The coolness factor of this band is also off the charts. I’ll never wear white-framed sunglasses and get invited to a party with guys like this. But should I ever have a shindig ( I like ‘em 3 people at most because of introversion and stuff) I would consider playing The Strokes at this hypothetical social gathering. (You haven’t won yet, Covid. I don’t wear a mask in my dreams.)
Back to my love for the Strokes, “Hard to Explain” presents a dynamic slow-build of musical threads and passages. So sophisticated I should be wearing a Katherine Hepburn-style lounge set, sitting in an egg chair for perfect music focus and stereosonic sound and drinking some sophisticated new cocktail making the rounds like a Michelada martini.
The end of the song has a moment in which the disaffection is positively cheerful in tone. And yet, there’s a mystery. The Strokes are not here to wrap things up in a neat bow.
They have stepped into a dimension two meters to the left of us prosaic Costco shoppers. It’s a mirage of a place, one of missing coordinates and zip codes, a place tolerant of cigarette butts and empty glasses but not of uncouth hangups like self-doubt. It’s a place where a lazy, ambivalent observation is more affective than courtly attentions.
This particular tune, "Hard to Explain," includes, bought at auction, the forgotten bus stop station in “Ghost World.” Dig on this lyrical ambiguity:

“I say the right things
But act the wrong way
I like it right here
But I cannot stay
I watched the TV
Forget what I'm told
I am too young
And they are too old
I'll make it you see
I'm ever so pleased
Pretend to be nice
So I can be mean
I missed the last bus
I'll take the next train
I try, but you see. . . “

The question isn’t what does it mean but instead, how does it make you feel?

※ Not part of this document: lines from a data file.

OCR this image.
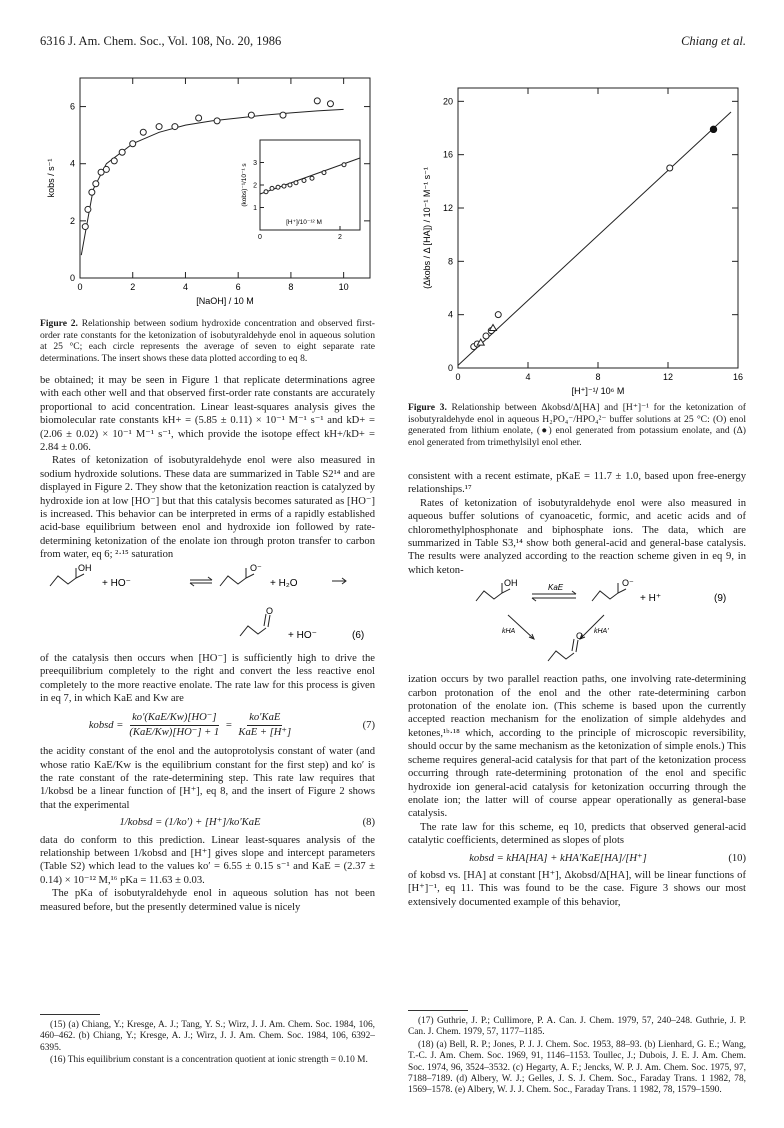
6316 J. Am. Chem. Soc., Vol. 108, No. 20, 1986	Chiang et al.
0	2	4	6	8	10
0
2
4
6
kobs / s⁻¹
[NaOH] / 10 M
0	2
1
2
3
(kobs)⁻¹/10⁻¹ s
[H⁺]/10⁻¹² M
Figure 2. Relationship between sodium hydroxide concentration and observed first-order rate constants for the ketonization of isobutyraldehyde enol in aqueous solution at 25 °C; each circle represents the average of seven to eight separate rate determinations. The insert shows these data plotted according to eq 8.
0	4	8	12	16
0
4
8
12
16
20
(Δkobs / Δ [HA]) / 10⁻¹ M⁻¹ s⁻¹
[H⁺]⁻¹/ 10⁶ M
Figure 3. Relationship between Δkobsd/Δ[HA] and [H⁺]⁻¹ for the ketonization of isobutyraldehyde enol in aqueous H₂PO₄⁻/HPO₄²⁻ buffer solutions at 25 °C: (O) enol generated from lithium enolate, (●) enol generated from potassium enolate, and (Δ) enol generated from trimethylsilyl enol ether.

be obtained; it may be seen in Figure 1 that replicate determinations agree with each other well and that observed first-order rate constants are accurately proportional to acid concentration. Linear least-squares analysis gives the biomolecular rate constants kH+ = (5.85 ± 0.11) × 10⁻¹ M⁻¹ s⁻¹ and kD+ = (2.06 ± 0.02) × 10⁻¹ M⁻¹ s⁻¹, which provide the isotope effect kH+/kD+ = 2.84 ± 0.06.

Rates of ketonization of isobutyraldehyde enol were also measured in sodium hydroxide solutions. These data are summarized in Table S2¹⁴ and are displayed in Figure 2. They show that the ketonization reaction is catalyzed by hydroxide ion at low [HO⁻] but that this catalysis becomes saturated as [HO⁻] is increased. This behavior can be interpreted in erms of a rapidly established acid-base equilibrium between enol and hydroxide ion followed by rate-determining ketonization of the enolate ion through proton transfer to carbon from water, eq 6; ²·¹⁵ saturation

OH	O⁻
O
+ HO⁻	+ H₂O
+ HO⁻	(6)

of the catalysis then occurs when [HO⁻] is sufficiently high to drive the preequilibrium completely to the right and convert the less reactive enol completely to the more reactive enolate. The rate law for this process is given in eq 7, in which KaE and Kw are

kobsd =
ko′(KaE/Kw)[HO⁻]
(KaE/Kw)[HO⁻] + 1
=
ko′KaE
KaE + [H⁺]
(7)

the acidity constant of the enol and the autoprotolysis constant of water (and whose ratio KaE/Kw is the equilibrium constant for the first step) and ko′ is the rate constant of the rate-determining step. This rate law requires that 1/kobsd be a linear function of [H⁺], eq 8, and the insert of Figure 2 shows that the experimental

1/kobsd = (1/ko′) + [H⁺]/ko′KaE	(8)

data do conform to this prediction. Linear least-squares analysis of the relationship between 1/kobsd and [H⁺] gives slope and intercept parameters (Table S2) which lead to the values ko′ = 6.55 ± 0.15 s⁻¹ and KaE = (2.37 ± 0.14) × 10⁻¹² M,¹⁶ pKa = 11.63 ± 0.03.

The pKa of isobutyraldehyde enol in aqueous solution has not been measured before, but the presently determined value is nicely

(15) (a) Chiang, Y.; Kresge, A. J.; Tang, Y. S.; Wirz, J. J. Am. Chem. Soc. 1984, 106, 460–462. (b) Chiang, Y.; Kresge, A. J.; Wirz, J. J. Am. Chem. Soc. 1984, 106, 6392–6395.

(16) This equilibrium constant is a concentration quotient at ionic strength = 0.10 M.

consistent with a recent estimate, pKaE = 11.7 ± 1.0, based upon free-energy relationships.¹⁷

Rates of ketonization of isobutyraldehyde enol were also measured in aqueous buffer solutions of cyanoacetic, formic, and acetic acids and of chloromethylphosphonate and biphosphate ions. The data, which are summarized in Table S3,¹⁴ show both general-acid and general-base catalysis. The results were analyzed according to the reaction scheme given in eq 9, in which keton-

OH	O⁻
KaE
+ H⁺	(9)
kHA	kHA′
O

ization occurs by two parallel reaction paths, one involving rate-determining carbon protonation of the enol and the other rate-determining carbon protonation of the enolate ion. (This scheme is based upon the currently accepted reaction mechanism for the enolization of simple aldehydes and ketones,¹ᵇ·¹⁸ which, according to the principle of microscopic reversibility, should occur by the same mechanism as the ketonization of simple enols.) This scheme requires general-acid catalysis for that part of the ketonization process occurring through rate-determining protonation of the enol and specific hydroxide ion general-acid catalysis for ketonization occurring through the enolate ion; the latter will of course appear operationally as general-base catalysis.

The rate law for this scheme, eq 10, predicts that observed general-acid catalytic coefficients, determined as slopes of plots

kobsd = kHA[HA] + kHA′KaE[HA]/[H⁺]	(10)

of kobsd vs. [HA] at constant [H⁺], Δkobsd/Δ[HA], will be linear functions of [H⁺]⁻¹, eq 11. This was found to be the case. Figure 3 shows our most extensively documented example of this behavior,

(17) Guthrie, J. P.; Cullimore, P. A. Can. J. Chem. 1979, 57, 240–248. Guthrie, J. P. Can. J. Chem. 1979, 57, 1177–1185.

(18) (a) Bell, R. P.; Jones, P. J. J. Chem. Soc. 1953, 88–93. (b) Lienhard, G. E.; Wang, T.-C. J. Am. Chem. Soc. 1969, 91, 1146–1153. Toullec, J.; Dubois, J. E. J. Am. Chem. Soc. 1974, 96, 3524–3532. (c) Hegarty, A. F.; Jencks, W. P. J. Am. Chem. Soc. 1975, 97, 7188–7189. (d) Albery, W. J.; Gelles, J. S. J. Chem. Soc., Faraday Trans. 1 1982, 78, 1569–1578. (e) Albery, W. J. J. Chem. Soc., Faraday Trans. 1 1982, 78, 1579–1590.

At the end of it all, we don’t know where that elusive bus is going. We know, however, that it’s a one-way trip, the ticket is non-refundable and the driver is making good time.
It’s hard to explain, but one listen tells you all you need to know about why this tune is a snack-sized masterpiece—a song that will feel fresh in 27 and four score years.
Jah was good when he nudged this talented group of musicians to temper life's chaos with ennui and a scoche of controlled debauchery. The Strokes are that drunken conversation with your mates or with a smart girl nursing a beer and a crush.
I’ll admit, I’ve let my rabid fangirl aspect out of the cat carrier where I usually keep it kenneled. Because the end, it is enthusiasm that will carry us through. Did not Seal warn us that we will never ever ever survive unless we go “a little crazy?”
I have a bit of advice I like to dispense: if you’re feeling depressed, fangirl harder. Boys and men (Boys 2 Men?), do the same. Cowboy up and share what makes you happy. What are you into? Don’t act blasé—that’s so 2003.
What song have you been listening to on repeat? Post a pic of your collection, because every man has one, from bobble head dolls to records, from air-soft rifles to commemorative coins, from the full collection of Die Hard movies to a jumbled jungle of houseplants. What video game has become nearly a second life for you?
Are you hitting the gym or preparing for your inevitable appearance on Forged in Fire?
Do you still find your wife beautiful or are you suddenly struck with a crush—one doomed by diametrically opposing political views—on golden-haired Trump press secretary Kayleigh McEnany. If you’re single, are you pondering swiping right, proposing to someone or getting a Corgi?
And most importantly, are you willing learn the lyrics to "Is This It"—my song of the day on Battlestar Eclectica—so you can prompt me during karaoke?